Running From Storms
Embracing the leaks
Storms have been a constant theme of my RV life journey--the only reason I ever hit the road was thanks to one, in fact.
In September of 2016, I was doing a really great job of talking myself out of leaving home. I kept finding project after project to delay my leaving. Replacing the floors took longer than planned; reupholstering was a huuuge pain; and then I found out my upper bed area was leaking (as literally ALL old Class Cs do,) and needed to either be sealed up or have the entire window replaced and closed in.
Basically, I was finding excuses to stay put, left, right, and center.
My goal to leave in July turned into August, and then September. Finally, I had to draw a line in the sand. I realized I would literally never be ready to leave--the longer I stayed, the more things would break, and I could spend the rest of my life fixing and renovating this 20 year old RV.
Remember in the Oregon Trail computer game from the 90s where you have to leave Independence, Missouri at the exact right time, or risk running into snow if you leave too soon, or if you push out too late? It was basically that. I knew if I didn't leave home by September, I'd run into winter weather in every state I wanted to visit.
Then, in early September, with my "final final" date of September 14th fast approaching, Hurricane Hermine hit my hometown. And as she always does, Mother Nature stepped into the equation in a big way. My dad and I "hunkered down" in his house and sat in the dark as the wind whipped around the house. We lost power for a week, heard trees snapping in the wind all around us, but somehow the RV didn't tip over or get crushed by any falling branches.
A night of lost power turned into 3, and then 5, and then a week. It was a few days before the neighbors and the city could get the fallen trees around our house cleared, so we were literally trapped in our AC-less house with our food gradually going bad as we ran out of ice. Each morning I'd go out to a very-leaky but otherwise fine RV and fire up the gas stove, which became a godsend that week, to boil water for coffee.
Eventually, once we could get out of the neighborhood, we drove into town to the Public Library which had opened their doors as a shelter and phone charging station, and I spent several afternoons camped out in their AC, sitting on the floor and talking to people I never would have talked to or met in my normal life. The general storm aftermath, but specifically the communal panic over dead cell phones, made everyone come together that week.
Once the worst of the debris was cleared and power was starting to come back on around town, we realized that a massive tree had crashed down at the base of the yard, splitting me and my sister's childhood treehouse right in half. The tree itself it was built it had been split by a flash of lighting, as cleanly as though someone had taken a giant ax and halfed the tree in two.
This treehouse had been our primary fort and hangout spot my entire childhood, and the surrounding area had been something of an encampment and central spot for the neighborhood kids. Countless hours were logged down in those woods, which were diced up into roads, plots of lands, one for each kid, each with their own street number we "wrote" with twigs laid into the dirt.

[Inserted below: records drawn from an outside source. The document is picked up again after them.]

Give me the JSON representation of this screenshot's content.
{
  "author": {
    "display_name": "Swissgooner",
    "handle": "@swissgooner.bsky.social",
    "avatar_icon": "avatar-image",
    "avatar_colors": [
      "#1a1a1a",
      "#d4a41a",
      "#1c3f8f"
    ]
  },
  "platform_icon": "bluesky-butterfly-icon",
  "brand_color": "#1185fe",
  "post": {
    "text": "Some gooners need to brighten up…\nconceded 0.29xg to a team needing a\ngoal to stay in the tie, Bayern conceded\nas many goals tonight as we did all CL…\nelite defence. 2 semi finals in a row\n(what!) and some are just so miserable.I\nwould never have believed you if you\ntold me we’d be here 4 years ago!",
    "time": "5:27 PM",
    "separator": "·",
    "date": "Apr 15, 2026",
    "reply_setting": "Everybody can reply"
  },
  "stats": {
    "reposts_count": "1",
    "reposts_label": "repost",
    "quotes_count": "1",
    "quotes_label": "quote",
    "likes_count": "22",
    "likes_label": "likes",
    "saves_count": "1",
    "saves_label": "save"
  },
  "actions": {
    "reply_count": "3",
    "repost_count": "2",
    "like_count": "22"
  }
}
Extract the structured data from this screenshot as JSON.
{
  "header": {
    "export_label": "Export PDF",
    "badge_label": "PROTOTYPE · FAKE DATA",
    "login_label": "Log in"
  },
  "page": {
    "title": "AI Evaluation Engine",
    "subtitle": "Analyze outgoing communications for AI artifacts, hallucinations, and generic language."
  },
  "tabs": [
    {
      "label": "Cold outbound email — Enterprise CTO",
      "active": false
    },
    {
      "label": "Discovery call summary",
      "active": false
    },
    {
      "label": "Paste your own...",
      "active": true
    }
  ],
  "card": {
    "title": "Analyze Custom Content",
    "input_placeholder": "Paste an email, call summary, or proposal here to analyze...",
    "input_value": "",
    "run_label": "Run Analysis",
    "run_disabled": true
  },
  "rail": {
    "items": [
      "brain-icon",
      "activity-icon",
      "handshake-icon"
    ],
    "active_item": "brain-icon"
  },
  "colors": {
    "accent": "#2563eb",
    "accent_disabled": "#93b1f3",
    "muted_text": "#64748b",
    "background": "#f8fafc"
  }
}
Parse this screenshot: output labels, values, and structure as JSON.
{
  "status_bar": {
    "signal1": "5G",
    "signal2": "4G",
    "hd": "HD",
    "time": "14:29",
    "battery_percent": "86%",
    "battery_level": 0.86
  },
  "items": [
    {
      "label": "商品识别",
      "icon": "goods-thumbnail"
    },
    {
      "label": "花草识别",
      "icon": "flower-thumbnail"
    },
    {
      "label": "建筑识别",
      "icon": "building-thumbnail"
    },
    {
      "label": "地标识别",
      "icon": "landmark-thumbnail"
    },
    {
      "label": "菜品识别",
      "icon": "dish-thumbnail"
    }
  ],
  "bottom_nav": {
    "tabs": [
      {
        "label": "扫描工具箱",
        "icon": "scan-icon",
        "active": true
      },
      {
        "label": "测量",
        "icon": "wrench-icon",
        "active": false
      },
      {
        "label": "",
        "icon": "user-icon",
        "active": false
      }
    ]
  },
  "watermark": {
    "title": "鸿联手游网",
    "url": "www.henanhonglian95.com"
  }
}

Now, I scan my surroundings for signs from the universe like most people search for wifi networks, but seeing that symbol of my childhood split right down the middle, while I was living in my childhood home for the first time as an adult, was one big sign to me--it was time to pull the plug and get gone. That chapter of my life, my childhood and security and comfort of living in my hometown, was done, and Mother Nature wasn't mincing words to let me know.
I left my storm-battered hometown that week, pretty much as soon as the roads were cleared, leaky, not-quite-ready RV and all. I would spent the next few weeks, the worst of Hurricane season in the South, zig-zagging up through Savannah, Charleston, and Charlotte, with a second hurricane on my heels, chasing me around the South and dictating my route.
So it's fitting, almost 2 years later, as I drive back home to Florida, to once again move back home (at least for now), that another storm should dictate my route.
It's not even the start of hurricane season yet--not for another few days--but Mother Nature decided to say screw the rules, and kick this party off early, and I'm almost honored.
My RV life thus far has been book-ended by storms, whether of the snow or hurricane variety, reminding me with every single leg of the journey that my plans are laughable, my sheet of notebook paper on which I carefully wrote out my route would be better used to mop up the water still leaking in after each rain, and that at the end of the day, we're all at the mercy of something much bigger than us.
All you can do is put another layer of duct tape and silicone sealant on your leaky windows, learn to relish the mugginess, the mud, and the detours, and keep on trucking.